A video showing migrants standing naked in the cold while being sprayed for scabies at a detention center stirred outrage in Italy on Tuesday.
Hundreds of people have died in recent months as refugees seek to enter Europe by boat through Lampedusa, an Italian island located off the coasts of Libya and Tunisia. The deaths have put the EU's migration policies front and center ahead of European elections next year.
The European Commission's home affairs chief, Cecilia Malmstrom, said the commission was investigating Italian practices in detention centers. The commission could take Italy, which bears the brunt of illegal immigration from North Africa, to court over its alleged lack of adherence to EU rules.
"The images we have seen from the detention center in Lampedusa are appalling and unacceptable," Malmstrom said. "We will not hesitate to launch an infringement procedure to make sure EU standards and obligations are fully respected."
EU leaders are due to discuss migration at a summit in Brussels on Thursday and Friday, in response to the number of migrants drowning in recent months. Embarrassed by images of capsized fishing boats, floating corpses and shivering survivors on Europe's shores, EU leaders asked the European Commission to propose policy options to prevent such tragedies in future.
The EU leaders are expected to discuss options such as changing asylum rules that would allow people to ask for protection before actually reaching European soil. Other suggestions include beefing up border surveillance, boosting assistance to member states facing the biggest influx of migrants, enhancing measures to combat human trafficking and possibly accepting more refugees into the EU through resettlement programs.
The commission has also called on EU governments to give more support to the Frontex, the EU's border patrol agency. It has recommended, for example, reinforcing air and sea patrols on the Mediterranean Sea to detect and intercept migrant boats trying to reach European shores.
Nonetheless, EU member states are divided on how to deal with the problem.
Much of the debate centers on whether it would be better to focus border control efforts on rescuing migrants from the Mediterranean or on strengthening preventive measures and cooperation with countries in North Africa.
Some EU countries, including Denmark, Luxembourg, Greece and Spain, have cautioned that boosting EU search-and-rescue operations could persuade more migrants to attempt the dangerous crossing through the Mediterranean.
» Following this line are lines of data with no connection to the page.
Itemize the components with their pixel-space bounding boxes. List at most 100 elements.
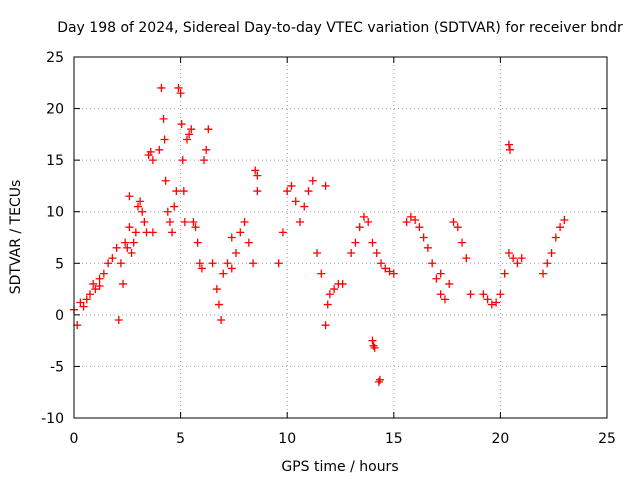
data-point <box>372 248 381 257</box>
data-point <box>125 223 134 232</box>
data-point <box>163 207 172 216</box>
y-tick-label: -10 <box>41 411 64 427</box>
data-point <box>551 233 560 242</box>
data-point <box>227 233 236 242</box>
data-point <box>504 248 513 257</box>
data-point <box>436 290 445 299</box>
data-point <box>500 269 509 278</box>
data-point <box>295 218 304 227</box>
data-point <box>321 181 330 190</box>
y-tick-label: 20 <box>46 102 64 118</box>
data-point <box>129 238 138 247</box>
data-point <box>287 181 296 190</box>
data-point <box>406 212 415 221</box>
plot-frame <box>73 56 608 419</box>
x-tick-label: 20 <box>491 431 509 447</box>
data-point <box>189 218 198 227</box>
data-point <box>402 218 411 227</box>
data-point <box>180 218 189 227</box>
data-point <box>119 279 128 288</box>
data-point <box>219 269 228 278</box>
data-point <box>116 259 125 268</box>
data-point <box>355 223 364 232</box>
data-point <box>547 248 556 257</box>
data-point <box>176 89 185 98</box>
data-point <box>423 243 432 252</box>
y-axis-label: SDTVAR / TECUs <box>8 180 24 295</box>
y-tick-label: 5 <box>55 256 64 272</box>
data-point <box>539 269 548 278</box>
data-point <box>274 259 283 268</box>
data-point <box>191 223 200 232</box>
data-point <box>449 218 458 227</box>
data-point <box>436 269 445 278</box>
data-point <box>112 243 121 252</box>
data-point <box>381 264 390 273</box>
data-point <box>313 248 322 257</box>
data-point <box>172 187 181 196</box>
data-point <box>168 228 177 237</box>
data-point <box>99 269 108 278</box>
data-point <box>95 281 104 290</box>
data-point <box>509 254 518 263</box>
data-point <box>432 274 441 283</box>
data-point <box>185 130 194 139</box>
data-point <box>466 290 475 299</box>
y-tick-label: -5 <box>50 359 64 375</box>
data-point <box>338 279 347 288</box>
data-point <box>121 238 130 247</box>
data-point <box>304 187 313 196</box>
data-point <box>462 254 471 263</box>
data-point <box>377 259 386 268</box>
data-point <box>321 321 330 330</box>
data-point <box>453 223 462 232</box>
data-point <box>170 202 179 211</box>
data-point <box>178 156 187 165</box>
data-point <box>165 218 174 227</box>
data-point <box>159 114 168 123</box>
data-point <box>300 202 309 211</box>
data-point <box>85 290 94 299</box>
data-point <box>114 316 123 325</box>
data-point <box>73 321 82 330</box>
data-point <box>136 197 145 206</box>
data-point <box>385 267 394 276</box>
data-point <box>323 300 332 309</box>
data-point <box>249 259 258 268</box>
data-point <box>504 140 513 149</box>
data-point <box>330 285 339 294</box>
data-point <box>513 259 522 268</box>
data-points <box>70 83 569 386</box>
data-point <box>325 290 334 299</box>
x-axis-label: GPS time / hours <box>281 459 398 475</box>
data-point <box>251 166 260 175</box>
data-point <box>127 248 136 257</box>
data-point <box>89 279 98 288</box>
data-point <box>193 238 202 247</box>
data-point <box>214 300 223 309</box>
chart-title: Day 198 of 2024, Sidereal Day-to-day VTE… <box>57 20 623 36</box>
data-point <box>317 269 326 278</box>
data-point <box>108 254 117 263</box>
data-point <box>227 264 236 273</box>
data-point <box>133 202 142 211</box>
data-point <box>208 259 217 268</box>
grid <box>74 57 607 418</box>
data-point <box>543 259 552 268</box>
x-tick-label: 25 <box>598 431 616 447</box>
data-point <box>411 215 420 224</box>
data-point <box>375 375 384 384</box>
data-point <box>359 212 368 221</box>
data-point <box>368 336 377 345</box>
data-point <box>240 218 249 227</box>
data-point <box>308 176 317 185</box>
data-point <box>204 125 213 134</box>
data-point <box>91 285 100 294</box>
axis-ticks: 0 5 10 15 20 25 -10 -5 0 5 10 15 20 25 <box>41 50 616 447</box>
data-point <box>125 192 134 201</box>
data-point <box>389 269 398 278</box>
data-point <box>82 295 91 304</box>
data-point <box>202 145 211 154</box>
data-point <box>517 254 526 263</box>
data-point <box>253 171 262 180</box>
Northern EU states argue they already grant asylum to more people than their southern neighbors.
Southern EU states, including Italy, have asked for what they see as a more equitable spread of the burden of dealing with migrants and more EU funding. Figures from late October showed that more than 13,000 people had sought asylum on Lampedusa this year — more than double the population of the island.
Heather Grabbe, director of the Open Society European Policy Institute in Brussels, said EU leaders needed a coherent approach to managed migration but member states were reluctant to take in even Syrian refugees in the greatest distress.
"European leaders need to go into the election campaign with a long-term policy on migration and not leave the issue to the populists," she said. "Some of the people voting for these populist parties are doing so because they feel there is a reluctance to talk about the issue."
More than 7,000 migrants may have perished at sea or while crossing deserts trying to reach a safe haven this year, believed to be the deadliest on record, said the International Organization for Migration.